Obviously, access is dependent on the computers working, Gilbert said. In Wise, he has had to wait for the system to come back up because “the computers went down. That’s happened a couple of times. You’re just out of luck.”
Gilbert also worries that the system provides an impediment to people who are intimidated by computers. “You have to be sort of computer literate. There are no paper deeds anymore, no books. It’s more difficult for common ordinary people. It’s sort of daunting,” he said.
Deliee has been pondering how on-line access will make it easier for people to snoop on their neighbors. Like the other systems, Fairfax requires some foreknowledge to view a document — the deedbook volume and page number from the index, for example.

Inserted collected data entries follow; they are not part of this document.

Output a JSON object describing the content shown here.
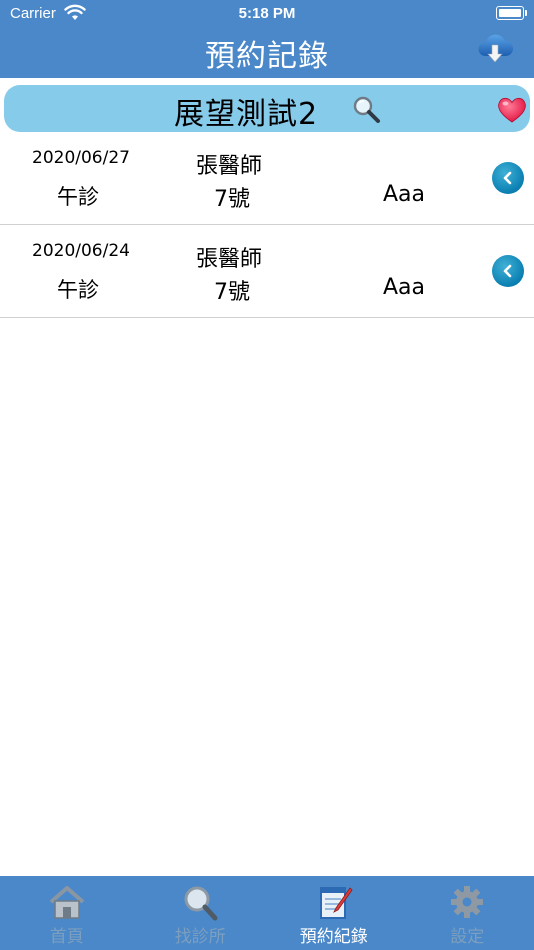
{
  "status_bar": {
    "carrier": "Carrier",
    "time": "5:18 PM"
  },
  "header": {
    "title": "預約記錄",
    "cloud_icon": "cloud-download-icon"
  },
  "clinic": {
    "name": "展望測試2",
    "search_icon": "search-icon",
    "favorite_icon": "heart-icon"
  },
  "records": [
    {
      "date": "2020/06/27",
      "doctor": "張醫師",
      "session": "午診",
      "number": "7號",
      "patient": "Aaa"
    },
    {
      "date": "2020/06/24",
      "doctor": "張醫師",
      "session": "午診",
      "number": "7號",
      "patient": "Aaa"
    }
  ],
  "tabs": [
    {
      "label": "首頁",
      "icon": "home-icon",
      "active": false
    },
    {
      "label": "找診所",
      "icon": "magnifier-icon",
      "active": false
    },
    {
      "label": "預約紀錄",
      "icon": "notepad-icon",
      "active": true
    },
    {
      "label": "設定",
      "icon": "gear-icon",
      "active": false
    }
  ],
  "colors": {
    "header": "#4a88c9",
    "banner": "#87cbeb",
    "chevron": "#0a7fb1"
  }
}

Fairfax decided, at least at first, to not make it as simple as looking up a name and street address, to cut down on the snoop factor — members of the public looking up “that police officer who wrote the ticket,” Deliee said.
But, she believes, “In the next couple years it’s not going to matter. It’s going to be wide open.”
Traver and others worry about hackers. When courthouse records are located “in the innards of a computer somewhere,” what happens if a remote mischief-maker destroys the file? he asked. Title searches still stop cold at the 1800s in Prince William County, where courthouse records were destroyed during the Civil War.
Traver and Hauser said the new technology is raising other questions that Virginia will have to address. These include:
“I think that the public is best served if I can sit in my office and go to every clerk’s office” online, Hauser said.
Kennedy said that decision will continue to rest with court clerks, with the proviso that whatever system they adopt be nonproprietary. The Supreme Court, he said, is “one vendor among many.”
Meanwhile, the current situation, in which systems are developed independently by different vendors, is providing a number of models that other courts can work from.
Now that “the genie is out of the bottle,” as Kennedy said, the march to progress continues. Just around the corner is electronic filing, not only of land records, but also of litigation. Wise plans to develop its electronic litigation standards soon in a pilot project with the Big Stone Gap Housing Authority. Fairfax is set to launch its system next year.
In addition to being able to file documents online, lawyers will find added services in some areas. For example, Kennedy’s litigation program will include a tickler system that lawyers and the court can use.
Wise also soon will offer a geographic information system Web site where users can create land images with a selection of layered data.
Mapping is also a priority with the Richmond County system, where philanthropist Alan Voorhees, who owns the Westmoreland Berry Farm there, has given the project his support.
The Richmond County database will go on-line with a topographical map that includes the land parcels in the county. A click of the mouse will reveal details about a particular parcel, said Andrew Straw, who is supervising the project for Voorhees.
Eventually, the Richmond County system will be able to transmit deedbooks electronically to the Virginia State Library, which then, on a machine donated by Voorhees, will convert the book to microfilm. Currently, Virginia courts do their own microfilming and ship the film to the library.
Meanwhile, candidates for court clerk positions across the state are promoting their technological savvy, Kennedy said. “The circuit court clerk that resists change will miss the opportunity to provide future generations a digital information legacy,” Kennedy said.
Scott County Clerk Harry G. Penley will not be among the incumbents seeking reelection. He is retiring late this year, after serving 32 years in the job.
He took on the land records project in his final years because “I was trying to get it ready for somebody else,” he said.
Penley marveled at the changes he has seen. When he first came on, “We just used a pen and pencil and receipt book. We didn’t have have an electric typewriter. There’s really no comparison now to what it was. It’s just unbelievable.”